The original start date was December 2, but Airbus delivery delays have put back the inaugural flight to January 9.
It will be CAL’s first ever non-stop link between Amsterdam and Taipei. And although Dutch airline KLM also plies the route, its B777 service stops in Manila. Both carriers are members of Skyteam.
KLM has a daily service whereas CAL will fly four times a week (from Amsterdam) on Monday, Wednesday, Friday and Saturday.
Now both carriers have announced a codeshare agreement which means they will offer passengers a choice of 11 weekly services (four with CAL and seven with KLM).
From the European perspective this development will enable passengers from the UK, mainline Europe, Scandinavia and so on to reach Taipei more easily via Amsterdam.

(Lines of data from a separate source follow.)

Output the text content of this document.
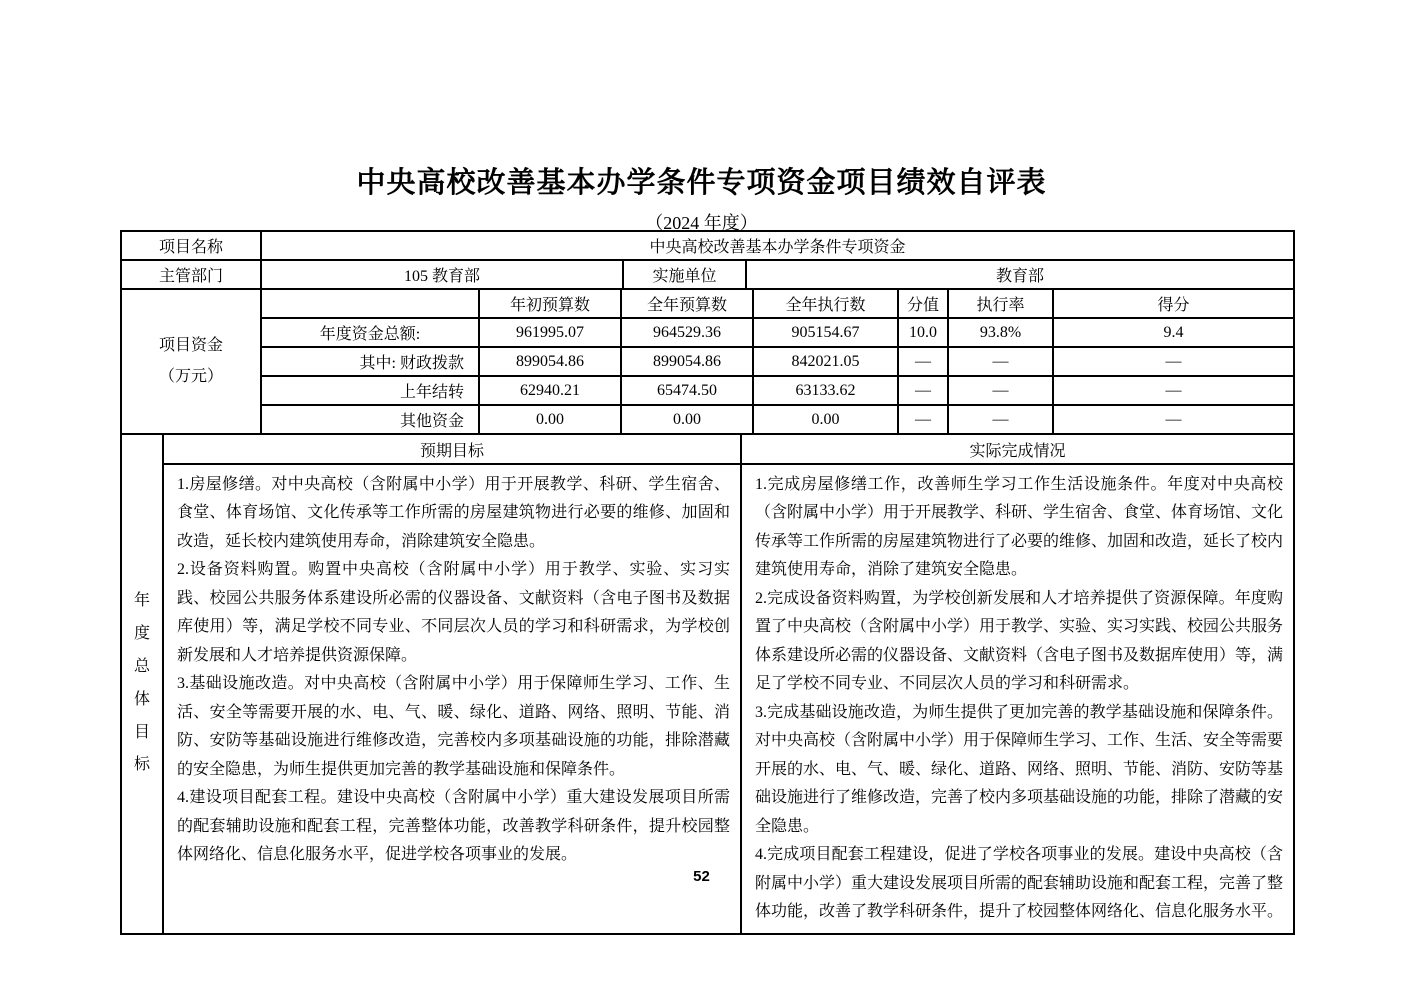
中央高校改善基本办学条件专项资金项目绩效自评表
（2024 年度）
项目名称	中央高校改善基本办学条件专项资金		
主管部门	105 教育部	实施单位	教育部
项目资金
（万元）		年初预算数	全年预算数	全年执行数	分值	执行率	得分
	年度资金总额:	961995.07	964529.36	905154.67	10.0	93.8%	9.4
	其中: 财政拨款	899054.86	899054.86	842021.05	—	—	—
	上年结转	62940.21	65474.50	63133.62	—	—	—
	其他资金	0.00	0.00	0.00	—	—	—
年度总体目标	预期目标	实际完成情况

1.房屋修缮。对中央高校（含附属中小学）用于开展教学、科研、学生宿舍、食堂、体育场馆、文化传承等工作所需的房屋建筑物进行必要的维修、加固和改造，延长校内建筑使用寿命，消除建筑安全隐患。

2.设备资料购置。购置中央高校（含附属中小学）用于教学、实验、实习实践、校园公共服务体系建设所必需的仪器设备、文献资料（含电子图书及数据库使用）等，满足学校不同专业、不同层次人员的学习和科研需求，为学校创新发展和人才培养提供资源保障。

3.基础设施改造。对中央高校（含附属中小学）用于保障师生学习、工作、生活、安全等需要开展的水、电、气、暖、绿化、道路、网络、照明、节能、消防、安防等基础设施进行维修改造，完善校内多项基础设施的功能，排除潜藏的安全隐患，为师生提供更加完善的教学基础设施和保障条件。

4.建设项目配套工程。建设中央高校（含附属中小学）重大建设发展项目所需的配套辅助设施和配套工程，完善整体功能，改善教学科研条件，提升校园整体网络化、信息化服务水平，促进学校各项事业的发展。

1.完成房屋修缮工作，改善师生学习工作生活设施条件。年度对中央高校（含附属中小学）用于开展教学、科研、学生宿舍、食堂、体育场馆、文化传承等工作所需的房屋建筑物进行了必要的维修、加固和改造，延长了校内建筑使用寿命，消除了建筑安全隐患。

2.完成设备资料购置，为学校创新发展和人才培养提供了资源保障。年度购置了中央高校（含附属中小学）用于教学、实验、实习实践、校园公共服务体系建设所必需的仪器设备、文献资料（含电子图书及数据库使用）等，满足了学校不同专业、不同层次人员的学习和科研需求。

3.完成基础设施改造，为师生提供了更加完善的教学基础设施和保障条件。对中央高校（含附属中小学）用于保障师生学习、工作、生活、安全等需要开展的水、电、气、暖、绿化、道路、网络、照明、节能、消防、安防等基础设施进行了维修改造，完善了校内多项基础设施的功能，排除了潜藏的安全隐患。

4.完成项目配套工程建设，促进了学校各项事业的发展。建设中央高校（含附属中小学）重大建设发展项目所需的配套辅助设施和配套工程，完善了整体功能，改善了教学科研条件，提升了校园整体网络化、信息化服务水平。

52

For political reasons there are limited flights at present between Europe and Taipei, and few of these operate non-stop.
Therefore most passengers are obliged to take an indirect routing via a hub in Asia or the Gulf.
In the case of the UK the KLM/CAL link will enable our regional travellers faster and easier access to Taipei via Amsterdam.
CAL no longer flies from London (although it plans to return at some future stage) so the only direct service is operated via rival Eva Air. But Eva Air flies via Bangkok.
Although the situation has improved in recent years, Taipei still remains underserved from Europe. And it’s all because of politics as Europe’s national airlines are wary of upsetting the Beijing government in mainland China as relations between the “two Chinas” remain prickly at best.
Indeed KLM’s diplomacy has enabled it to develop services to both Taiwan and mainland China. And this is a feat which no other European carrier has achieved in recent times. Even the Gulf carriers, with the exception of Emirates, do not serve both mainland China and Taiwan.